On a thick sugar cookie though, it's surprisingly good.
I've made it with marshmallow fondant, rolled very thin, and I enjoyed it.
post #4 of 8
I always use fondant now on my cookies. It tastes a lot better and it's much faster. I like being able to add texture. I always flavor the fondant...butter rum and lemon are my most popular flavors on cookies.
post #5 of 8
I wanted to add, that I experimented with making marshmallow fondant using real butter, not a flavoring (I normally add 1/2 c. of Crisco), and it was the best I've ever tasted...

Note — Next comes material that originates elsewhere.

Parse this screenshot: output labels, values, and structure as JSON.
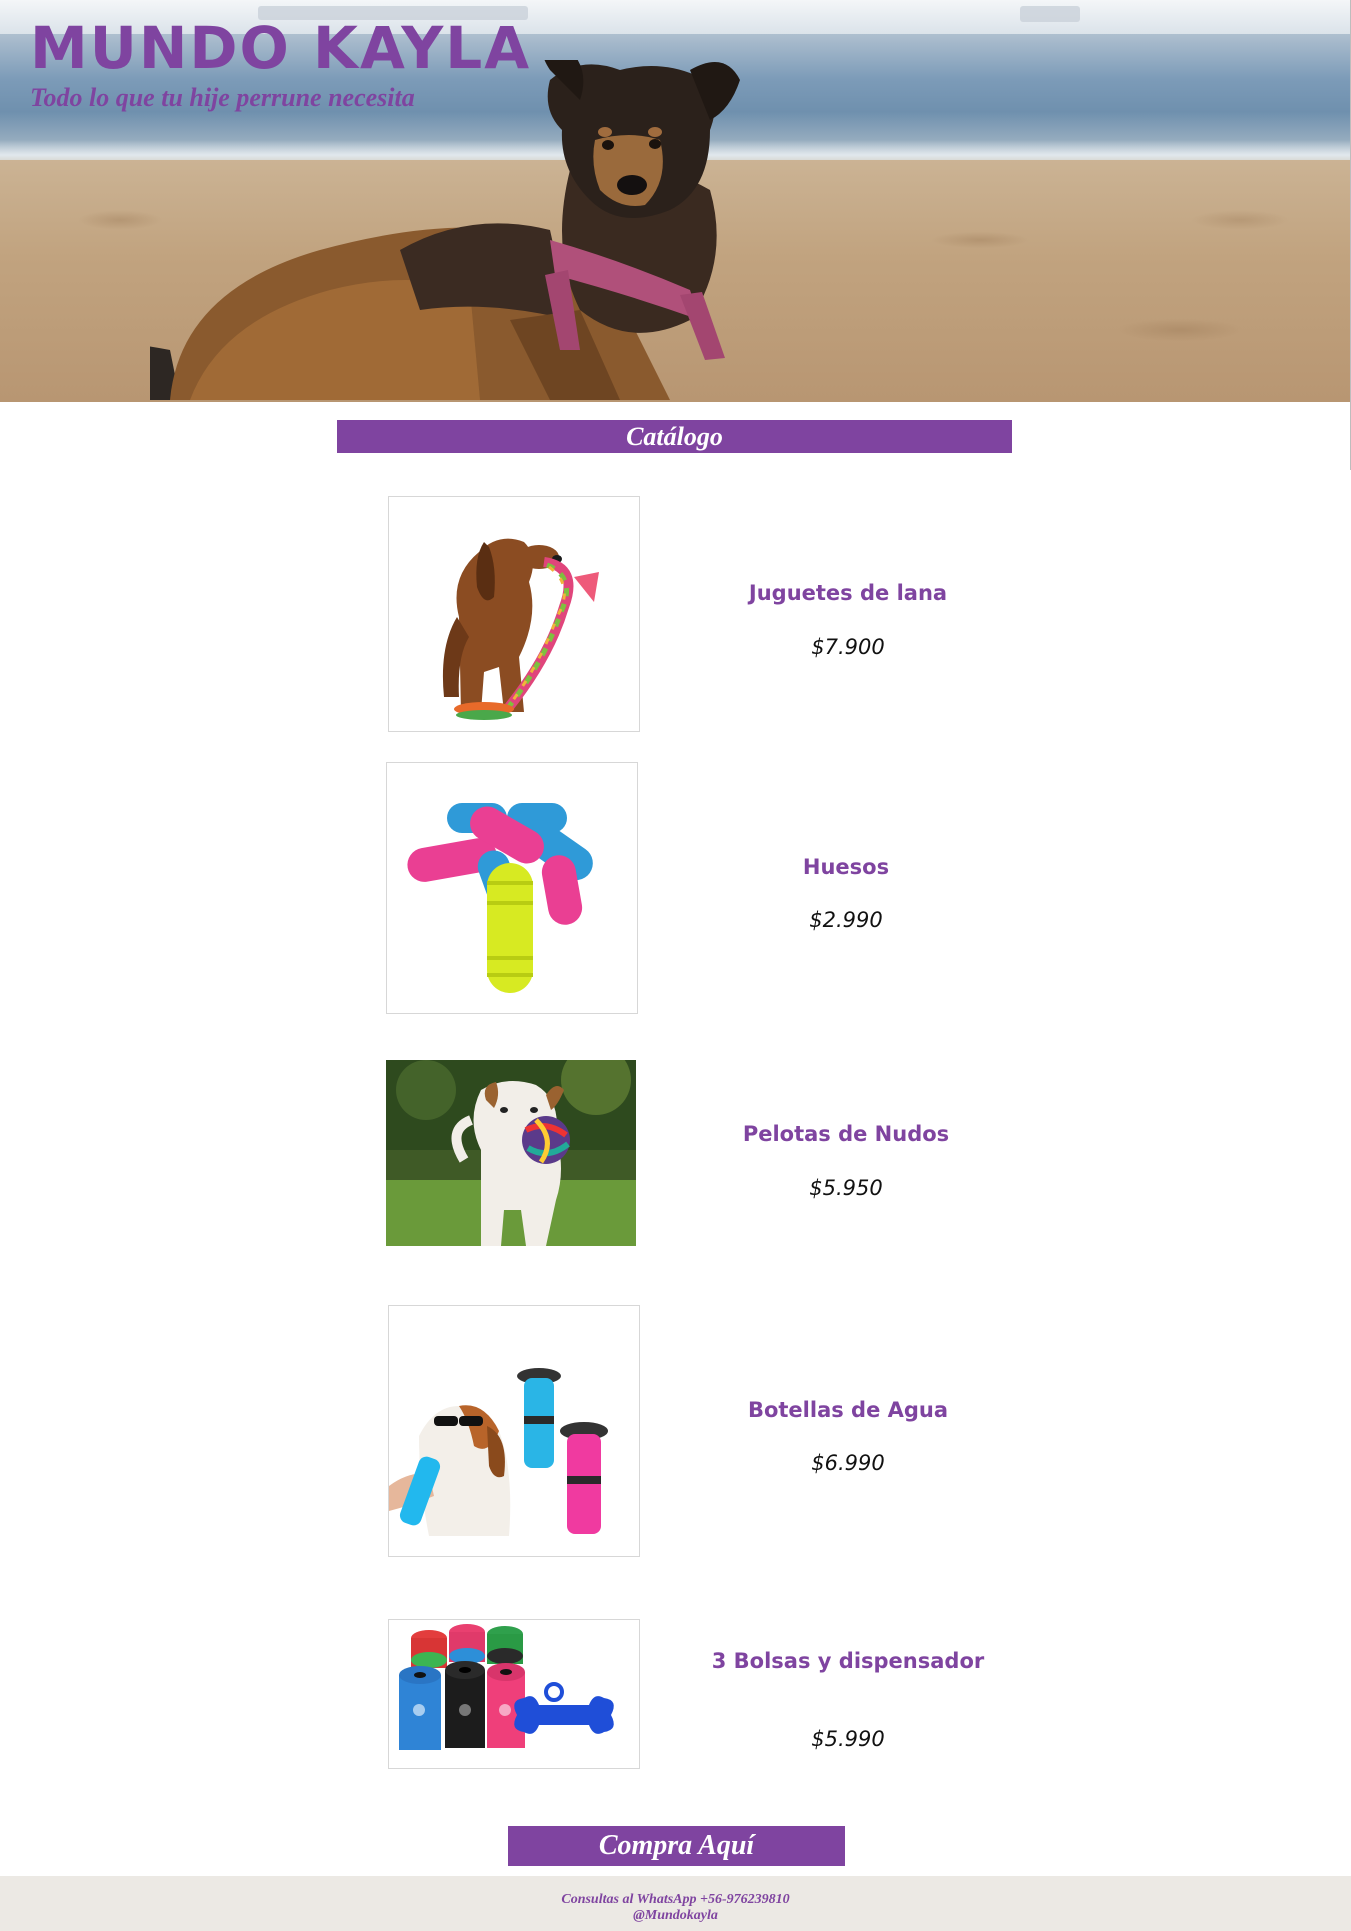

The problem was it was really soft and hard to work with it, but I think it had potential, especially for cookies...
post #6 of 8
Marshmallow fondant is yummy! I've never tried it on cookies but I am sure I'd love it. I am in love with using royal icing. I just enjoy the process as well as the taste. I always flavor it. Flooding the cookies is my favorite part. icon_smile.gif
post #7 of 8
I use fondant on all of my cookies. It's so much faster and it really does taste better on a sugar cookie than on a cake.
post #8 of 8
I use RI on some and Marshmallow Rolled Butter cream - Here is the link for the recipe that I use. http://cakecentral.com/recipe/marshmallow-rolled-buttercream-for-decorated-cookies

It tastes so yummy and has a real butter cream flavor.